On 1/30/22 13:18, Rick Edgecombe wrote:
> INCSSP(Q/D) increments shadow stack pointer and 'pops and discards' the
> first and the last elements in the range, effectively touches those memory
> areas.

This is a pretty close copy of the instruction reference text for
INCSSP.  I'm feeling rather dense today, but that's just not making any
sense.

The pseudocode is more sensible in the SDM.  I think this needs a better
explanation:

	The INCSSP instruction increments the shadow stack pointer.  It
	is the shadow stack analog of an instruction like:

		addq	$0x80, %rsp

	However, there is one important difference between an ADD on
	%rsp and INCSSP.  In addition to modifying SSP, INCSSP also
	reads from the memory of the first and last elements that were
	"popped".  You can think of it as acting like this:

	READ_ONCE(ssp);       // read+discard top element on stack
	ssp += nr_to_pop * 8; // move the shadow stack
	READ_ONCE(ssp-8);     // read+discard last popped stack element
	

> The maximum moving distance by INCSSPQ is 255 * 8 = 2040 bytes and
> 255 * 4 = 1020 bytes by INCSSPD.  Both ranges are far from PAGE_SIZE.
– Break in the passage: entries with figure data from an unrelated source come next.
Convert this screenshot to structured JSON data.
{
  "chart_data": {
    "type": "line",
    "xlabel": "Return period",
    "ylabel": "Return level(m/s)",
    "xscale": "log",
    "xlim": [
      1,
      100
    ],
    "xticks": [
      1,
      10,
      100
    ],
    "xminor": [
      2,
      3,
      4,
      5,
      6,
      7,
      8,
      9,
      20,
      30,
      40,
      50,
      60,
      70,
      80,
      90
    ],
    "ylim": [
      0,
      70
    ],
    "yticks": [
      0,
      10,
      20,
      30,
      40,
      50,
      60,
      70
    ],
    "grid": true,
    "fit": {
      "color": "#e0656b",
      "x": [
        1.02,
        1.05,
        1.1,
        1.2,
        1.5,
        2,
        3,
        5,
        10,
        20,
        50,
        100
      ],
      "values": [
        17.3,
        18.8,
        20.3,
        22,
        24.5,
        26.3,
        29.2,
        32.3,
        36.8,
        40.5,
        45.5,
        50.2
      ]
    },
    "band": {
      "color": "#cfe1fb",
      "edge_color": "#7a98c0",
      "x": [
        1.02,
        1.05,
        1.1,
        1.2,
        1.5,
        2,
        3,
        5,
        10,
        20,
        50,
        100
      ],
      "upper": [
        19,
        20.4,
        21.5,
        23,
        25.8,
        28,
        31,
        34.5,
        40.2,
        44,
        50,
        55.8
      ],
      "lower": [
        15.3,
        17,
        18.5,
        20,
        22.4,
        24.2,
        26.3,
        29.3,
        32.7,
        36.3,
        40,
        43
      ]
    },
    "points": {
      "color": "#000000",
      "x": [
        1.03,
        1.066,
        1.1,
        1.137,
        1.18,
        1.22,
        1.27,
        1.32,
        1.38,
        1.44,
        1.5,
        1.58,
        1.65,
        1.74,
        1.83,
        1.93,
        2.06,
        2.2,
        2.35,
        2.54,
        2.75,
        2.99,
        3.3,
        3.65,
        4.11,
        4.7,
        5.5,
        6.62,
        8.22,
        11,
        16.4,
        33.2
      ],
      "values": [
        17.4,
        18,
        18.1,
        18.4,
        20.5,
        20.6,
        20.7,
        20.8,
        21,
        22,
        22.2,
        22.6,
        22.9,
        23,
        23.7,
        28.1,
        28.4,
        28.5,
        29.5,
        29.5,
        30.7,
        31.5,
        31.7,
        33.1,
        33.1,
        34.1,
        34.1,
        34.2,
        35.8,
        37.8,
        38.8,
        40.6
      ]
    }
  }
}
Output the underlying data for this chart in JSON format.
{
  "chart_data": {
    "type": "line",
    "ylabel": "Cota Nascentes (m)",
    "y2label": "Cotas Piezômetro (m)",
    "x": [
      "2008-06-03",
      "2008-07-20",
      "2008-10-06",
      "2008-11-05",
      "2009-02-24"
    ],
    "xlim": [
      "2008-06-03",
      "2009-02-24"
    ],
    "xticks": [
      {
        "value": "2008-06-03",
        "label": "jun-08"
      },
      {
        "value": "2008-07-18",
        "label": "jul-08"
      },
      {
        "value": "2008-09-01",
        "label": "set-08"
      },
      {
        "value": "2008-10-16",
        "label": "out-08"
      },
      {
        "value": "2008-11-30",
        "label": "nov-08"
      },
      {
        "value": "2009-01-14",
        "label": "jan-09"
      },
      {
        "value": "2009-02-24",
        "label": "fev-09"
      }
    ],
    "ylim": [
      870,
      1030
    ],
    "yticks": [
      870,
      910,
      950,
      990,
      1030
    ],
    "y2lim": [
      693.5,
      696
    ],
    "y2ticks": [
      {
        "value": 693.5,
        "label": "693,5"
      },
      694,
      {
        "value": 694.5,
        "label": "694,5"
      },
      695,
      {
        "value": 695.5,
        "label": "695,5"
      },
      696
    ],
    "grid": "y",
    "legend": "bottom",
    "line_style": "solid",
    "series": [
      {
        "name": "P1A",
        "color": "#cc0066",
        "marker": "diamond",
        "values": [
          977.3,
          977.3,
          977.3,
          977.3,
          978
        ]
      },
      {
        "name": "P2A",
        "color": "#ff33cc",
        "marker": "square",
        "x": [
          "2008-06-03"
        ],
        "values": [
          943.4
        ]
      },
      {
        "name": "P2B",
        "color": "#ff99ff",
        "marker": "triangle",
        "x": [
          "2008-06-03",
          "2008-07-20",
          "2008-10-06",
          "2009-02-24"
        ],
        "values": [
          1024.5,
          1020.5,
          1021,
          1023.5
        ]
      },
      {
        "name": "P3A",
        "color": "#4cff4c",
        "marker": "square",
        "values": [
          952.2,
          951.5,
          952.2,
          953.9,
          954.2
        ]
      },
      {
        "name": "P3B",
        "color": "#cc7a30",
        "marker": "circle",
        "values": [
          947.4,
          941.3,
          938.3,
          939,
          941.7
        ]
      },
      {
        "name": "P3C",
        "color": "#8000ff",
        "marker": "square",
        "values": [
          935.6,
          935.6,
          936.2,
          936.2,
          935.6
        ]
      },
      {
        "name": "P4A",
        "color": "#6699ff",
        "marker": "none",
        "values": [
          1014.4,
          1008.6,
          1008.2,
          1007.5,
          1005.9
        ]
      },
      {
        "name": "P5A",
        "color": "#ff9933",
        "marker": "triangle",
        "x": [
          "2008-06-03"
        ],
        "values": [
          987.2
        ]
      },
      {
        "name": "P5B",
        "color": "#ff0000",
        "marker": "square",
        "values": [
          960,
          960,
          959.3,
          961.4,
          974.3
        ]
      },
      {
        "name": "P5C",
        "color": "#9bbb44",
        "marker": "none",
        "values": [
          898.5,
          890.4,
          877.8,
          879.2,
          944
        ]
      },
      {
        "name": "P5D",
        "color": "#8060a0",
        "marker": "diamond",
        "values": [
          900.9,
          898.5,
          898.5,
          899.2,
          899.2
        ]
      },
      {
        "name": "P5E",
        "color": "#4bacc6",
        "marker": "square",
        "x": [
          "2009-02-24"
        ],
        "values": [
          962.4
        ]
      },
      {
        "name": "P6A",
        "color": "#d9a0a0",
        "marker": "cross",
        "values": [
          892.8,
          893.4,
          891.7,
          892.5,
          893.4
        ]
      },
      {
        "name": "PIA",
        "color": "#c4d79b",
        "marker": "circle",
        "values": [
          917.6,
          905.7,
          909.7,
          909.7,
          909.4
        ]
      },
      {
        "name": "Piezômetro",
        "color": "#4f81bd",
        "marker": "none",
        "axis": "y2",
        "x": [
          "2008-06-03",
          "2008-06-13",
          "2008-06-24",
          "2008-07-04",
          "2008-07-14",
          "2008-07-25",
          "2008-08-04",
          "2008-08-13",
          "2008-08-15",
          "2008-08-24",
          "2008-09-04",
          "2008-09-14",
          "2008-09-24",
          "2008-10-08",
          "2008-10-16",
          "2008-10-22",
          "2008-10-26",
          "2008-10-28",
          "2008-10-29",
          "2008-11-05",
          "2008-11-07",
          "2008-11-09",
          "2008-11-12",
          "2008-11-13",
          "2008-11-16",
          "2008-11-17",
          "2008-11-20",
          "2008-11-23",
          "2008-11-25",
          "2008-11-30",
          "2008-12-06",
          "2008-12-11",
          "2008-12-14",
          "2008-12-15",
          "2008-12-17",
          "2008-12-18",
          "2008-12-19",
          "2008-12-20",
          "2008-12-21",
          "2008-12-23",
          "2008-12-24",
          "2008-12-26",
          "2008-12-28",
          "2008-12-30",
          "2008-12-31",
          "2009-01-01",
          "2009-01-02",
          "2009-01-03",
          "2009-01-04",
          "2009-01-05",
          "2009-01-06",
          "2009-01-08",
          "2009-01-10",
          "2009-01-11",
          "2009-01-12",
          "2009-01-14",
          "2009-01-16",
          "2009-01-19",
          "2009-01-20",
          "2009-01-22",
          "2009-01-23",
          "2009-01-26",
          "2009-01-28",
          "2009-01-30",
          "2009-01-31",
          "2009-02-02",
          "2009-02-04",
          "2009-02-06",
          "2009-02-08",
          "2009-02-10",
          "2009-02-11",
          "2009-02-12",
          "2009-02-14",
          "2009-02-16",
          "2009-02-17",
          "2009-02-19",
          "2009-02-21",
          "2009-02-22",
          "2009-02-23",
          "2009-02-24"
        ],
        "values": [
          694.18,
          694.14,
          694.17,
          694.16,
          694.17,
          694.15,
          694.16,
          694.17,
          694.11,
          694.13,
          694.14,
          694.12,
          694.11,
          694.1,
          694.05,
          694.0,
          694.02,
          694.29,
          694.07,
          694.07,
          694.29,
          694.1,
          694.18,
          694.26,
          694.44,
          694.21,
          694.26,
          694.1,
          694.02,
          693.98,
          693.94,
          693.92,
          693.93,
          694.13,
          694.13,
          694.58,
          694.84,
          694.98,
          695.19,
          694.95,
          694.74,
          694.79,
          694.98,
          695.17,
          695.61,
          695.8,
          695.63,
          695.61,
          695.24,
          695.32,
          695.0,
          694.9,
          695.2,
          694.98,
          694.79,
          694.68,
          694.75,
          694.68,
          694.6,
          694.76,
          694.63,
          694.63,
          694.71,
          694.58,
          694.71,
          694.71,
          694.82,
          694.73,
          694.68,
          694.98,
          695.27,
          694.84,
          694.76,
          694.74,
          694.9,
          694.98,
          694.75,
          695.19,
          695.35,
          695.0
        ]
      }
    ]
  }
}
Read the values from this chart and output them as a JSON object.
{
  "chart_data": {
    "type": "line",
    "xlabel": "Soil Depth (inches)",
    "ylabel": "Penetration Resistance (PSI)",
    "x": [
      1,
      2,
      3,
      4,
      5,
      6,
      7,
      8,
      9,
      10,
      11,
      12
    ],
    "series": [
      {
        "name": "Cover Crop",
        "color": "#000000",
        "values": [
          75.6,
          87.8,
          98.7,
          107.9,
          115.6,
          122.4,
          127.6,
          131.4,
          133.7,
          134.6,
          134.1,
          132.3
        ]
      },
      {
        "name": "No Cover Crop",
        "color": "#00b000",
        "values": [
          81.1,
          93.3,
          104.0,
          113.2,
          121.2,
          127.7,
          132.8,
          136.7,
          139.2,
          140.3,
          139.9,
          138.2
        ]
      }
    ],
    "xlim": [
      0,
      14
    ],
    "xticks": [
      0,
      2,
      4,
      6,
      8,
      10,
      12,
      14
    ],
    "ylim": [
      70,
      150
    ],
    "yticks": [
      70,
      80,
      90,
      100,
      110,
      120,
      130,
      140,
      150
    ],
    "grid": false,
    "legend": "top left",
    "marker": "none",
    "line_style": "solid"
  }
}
... That maximum distance, combined with an a guard pages at the end of
a shadow stack ensures that INCSSP will fault before it is able to move
across an entire guard page.

> Thus, putting a gap page on both ends of a shadow stack prevents INCSSP,
> CALL, and RET from going beyond.

> 
> diff --git a/arch/x86/include/asm/page_types.h b/arch/x86/include/asm/page_types.h
> index a506a411474d..e1533fdc08b4 100644
> --- a/arch/x86/include/asm/page_types.h
> +++ b/arch/x86/include/asm/page_types.h
> @@ -73,6 +73,13 @@ bool pfn_range_is_mapped(unsigned long start_pfn, unsigned long end_pfn);
>  
>  extern void initmem_init(void);
>  
> +#define vm_start_gap vm_start_gap
> +struct vm_area_struct;
> +extern unsigned long vm_start_gap(struct vm_area_struct *vma);
> +
> +#define vm_end_gap vm_end_gap
> +extern unsigned long vm_end_gap(struct vm_area_struct *vma);
> +
>  #endif	/* !__ASSEMBLY__ */
>  
>  #endif	/* _ASM_X86_PAGE_DEFS_H */
> diff --git a/arch/x86/mm/mmap.c b/arch/x86/mm/mmap.c
> index f3f52c5e2fd6..81f9325084d3 100644
> --- a/arch/x86/mm/mmap.c
> +++ b/arch/x86/mm/mmap.c
> @@ -250,3 +250,49 @@ bool pfn_modify_allowed(unsigned long pfn, pgprot_t prot)
>  		return false;
>  	return true;
>  }
> +
> +/*
> + * Shadow stack pointer is moved by CALL, RET, and INCSSP(Q/D).  INCSSPQ
> + * moves shadow stack pointer up to 255 * 8 = ~2 KB (~1KB for INCSSPD) and
> + * touches the first and the last element in the range, which triggers a
> + * page fault if the range is not in a shadow stack.  Because of this,
> + * creating 4-KB guard pages around a shadow stack prevents these
> + * instructions from going beyond.
> + */
> +#define SHADOW_STACK_GUARD_GAP PAGE_SIZE
> +
> +unsigned long vm_start_gap(struct vm_area_struct *vma)
> +{
> +	unsigned long vm_start = vma->vm_start;
> +	unsigned long gap = 0;
> +
> +	if (vma->vm_flags & VM_GROWSDOWN)
> +		gap = stack_guard_gap;
> +	else if (vma->vm_flags & VM_SHADOW_STACK)
> +		gap = SHADOW_STACK_GUARD_GAP;
> +
> +	if (gap != 0) {
> +		vm_start -= gap;
> +		if (vm_start > vma->vm_start)
> +			vm_start = 0;
> +	}
> +	return vm_start;
> +}
> +
> +unsigned long vm_end_gap(struct vm_area_struct *vma)
> +{
> +	unsigned long vm_end = vma->vm_end;
> +	unsigned long gap = 0;
> +
> +	if (vma->vm_flags & VM_GROWSUP)
> +		gap = stack_guard_gap;
> +	else if (vma->vm_flags & VM_SHADOW_STACK)
> +		gap = SHADOW_STACK_GUARD_GAP;
> +
> +	if (gap != 0) {
> +		vm_end += gap;
> +		if (vm_end < vma->vm_end)
> +			vm_end = -PAGE_SIZE;
> +	}
> +	return vm_end;
> +}

First of all, __weak would be a lot better than these #ifdefs.

Second, I have the same basic objection to this as the maybe_mkwrite()
mess.  This is a forked copy of the code.  Instead of refactoring, it's
just copied-pasted-and-#ifdef'd.  Not so nice.

Isn't this just a matter of overriding 'stack_guard_gap' for
VM_SHADOW_STACK?  Why don't we just do this:

unsigned long stack_guard_gap(struct vm_area_struct *vma)
{
	if (vma->vm_flags & VM_SHADOW_STACK)
		return SHADOW_STACK_GUARD_GAP;

	return __stack_guard_gap;
}

Or, worst-case if people don't want 2 easily compiled-out lines added to
generic code, define:

unsigned long __weak stack_guard_gap(struct vm_area_struct *vma)
{
	return __stack_guard_gap;
}

in generic code, and put the top definition in arch/x86.